In a high-value, a durable product such as a refrigerator, the quality of after-sales service is an important factor influencing the customers’ purchase decision regarding the specific brand to buy. The firm decides to do away with the distributor and instead opens its own branch office.
The new distribution channel comprising branch offices and retailers is operationally more expensive, but the company can now control the quality of after-sales service as well as the other marketing inputs.
The result is improved sales and the incremental cost associated with the new distribution network is justified.
Most companies provide advertising support for their products. In some cases, the amount spent on advertising may be small, while in others, it may run into millions of naira.
Irrespective of the actual amount spent on advertising, each firm would like to maximize the return on every naira that it spends.
Marketing research can help the firm to do this. Research can provide information on the most cost-effective media, help determine the advertising budget, and measure the effectiveness of specific advertisements, advertising campaigns, and the entire advertising strategy.

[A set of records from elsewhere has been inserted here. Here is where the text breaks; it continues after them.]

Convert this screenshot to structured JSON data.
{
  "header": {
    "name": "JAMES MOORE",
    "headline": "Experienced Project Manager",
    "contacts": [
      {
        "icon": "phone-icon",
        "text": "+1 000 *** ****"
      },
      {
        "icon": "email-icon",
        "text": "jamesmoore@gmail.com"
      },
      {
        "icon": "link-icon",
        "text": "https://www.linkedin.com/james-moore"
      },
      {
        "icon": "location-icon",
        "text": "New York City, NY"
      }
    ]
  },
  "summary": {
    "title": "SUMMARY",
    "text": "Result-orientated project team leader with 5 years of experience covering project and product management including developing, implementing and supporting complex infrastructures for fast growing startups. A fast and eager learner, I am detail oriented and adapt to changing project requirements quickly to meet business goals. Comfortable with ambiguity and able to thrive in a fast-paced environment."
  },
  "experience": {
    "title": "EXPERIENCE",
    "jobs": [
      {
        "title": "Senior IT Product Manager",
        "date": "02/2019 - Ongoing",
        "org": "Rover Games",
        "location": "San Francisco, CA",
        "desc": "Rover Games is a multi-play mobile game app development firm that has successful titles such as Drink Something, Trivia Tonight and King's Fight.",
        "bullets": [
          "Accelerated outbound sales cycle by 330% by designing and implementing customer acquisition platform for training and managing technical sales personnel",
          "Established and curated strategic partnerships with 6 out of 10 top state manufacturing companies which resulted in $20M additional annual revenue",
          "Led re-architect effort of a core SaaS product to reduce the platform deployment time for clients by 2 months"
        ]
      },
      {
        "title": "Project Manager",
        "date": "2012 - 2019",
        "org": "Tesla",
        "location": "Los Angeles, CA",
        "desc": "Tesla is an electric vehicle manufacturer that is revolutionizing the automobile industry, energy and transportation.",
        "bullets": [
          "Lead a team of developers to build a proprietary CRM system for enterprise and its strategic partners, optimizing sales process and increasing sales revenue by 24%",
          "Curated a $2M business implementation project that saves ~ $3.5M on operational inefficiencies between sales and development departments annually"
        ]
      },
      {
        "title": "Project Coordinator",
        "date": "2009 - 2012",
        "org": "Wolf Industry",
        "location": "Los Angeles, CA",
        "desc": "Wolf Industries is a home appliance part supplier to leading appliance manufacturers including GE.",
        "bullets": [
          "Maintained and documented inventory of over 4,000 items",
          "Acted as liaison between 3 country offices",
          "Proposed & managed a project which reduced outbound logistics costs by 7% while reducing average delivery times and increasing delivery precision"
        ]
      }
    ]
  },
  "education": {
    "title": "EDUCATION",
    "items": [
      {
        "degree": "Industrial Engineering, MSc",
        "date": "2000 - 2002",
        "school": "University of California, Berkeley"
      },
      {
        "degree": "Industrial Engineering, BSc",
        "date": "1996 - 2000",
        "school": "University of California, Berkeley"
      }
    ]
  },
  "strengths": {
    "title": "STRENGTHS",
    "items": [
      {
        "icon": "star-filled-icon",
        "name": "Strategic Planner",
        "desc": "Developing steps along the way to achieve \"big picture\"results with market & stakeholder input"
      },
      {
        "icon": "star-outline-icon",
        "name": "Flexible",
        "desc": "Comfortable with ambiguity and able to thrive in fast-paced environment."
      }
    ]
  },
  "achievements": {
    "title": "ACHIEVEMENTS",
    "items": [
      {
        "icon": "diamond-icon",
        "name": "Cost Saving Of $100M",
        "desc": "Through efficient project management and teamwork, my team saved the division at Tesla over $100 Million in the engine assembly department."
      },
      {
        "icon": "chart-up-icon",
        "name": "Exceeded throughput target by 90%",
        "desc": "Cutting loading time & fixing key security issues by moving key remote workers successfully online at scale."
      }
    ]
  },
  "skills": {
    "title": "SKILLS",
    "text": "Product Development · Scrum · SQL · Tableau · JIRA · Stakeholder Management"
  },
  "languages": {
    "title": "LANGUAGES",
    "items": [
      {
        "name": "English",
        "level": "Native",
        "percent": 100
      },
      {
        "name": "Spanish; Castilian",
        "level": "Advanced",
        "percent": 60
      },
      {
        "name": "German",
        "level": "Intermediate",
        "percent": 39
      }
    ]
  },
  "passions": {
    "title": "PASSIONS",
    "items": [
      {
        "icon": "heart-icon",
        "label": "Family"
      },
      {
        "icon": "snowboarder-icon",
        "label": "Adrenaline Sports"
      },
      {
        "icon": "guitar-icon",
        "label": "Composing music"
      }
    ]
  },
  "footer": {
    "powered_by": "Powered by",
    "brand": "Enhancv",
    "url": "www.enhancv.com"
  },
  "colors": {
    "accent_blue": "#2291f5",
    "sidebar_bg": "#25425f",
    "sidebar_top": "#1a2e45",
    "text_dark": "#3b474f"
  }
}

Research also provides information on the size and type of audiences for different advertising media channels. This information can be used to refine the advertising strategy to make it more relevant and sharply focused.
Advertising research is also helpful in determining customer perceptions about the image of specific branches and companies.
Marketing research is being increasingly used at the macro level. The government of Nigeria spends colossal amounts on various socio-economic development schemes and projects.
If the objectives of these projects are not in tune with the prevailing consumer tastes, attitudes, and values, the entire amount may prove to be a total waste.
Just as a business organization needs MR to monitor the efficacy of its strategy in achieving its objectives, so do the government and its departments.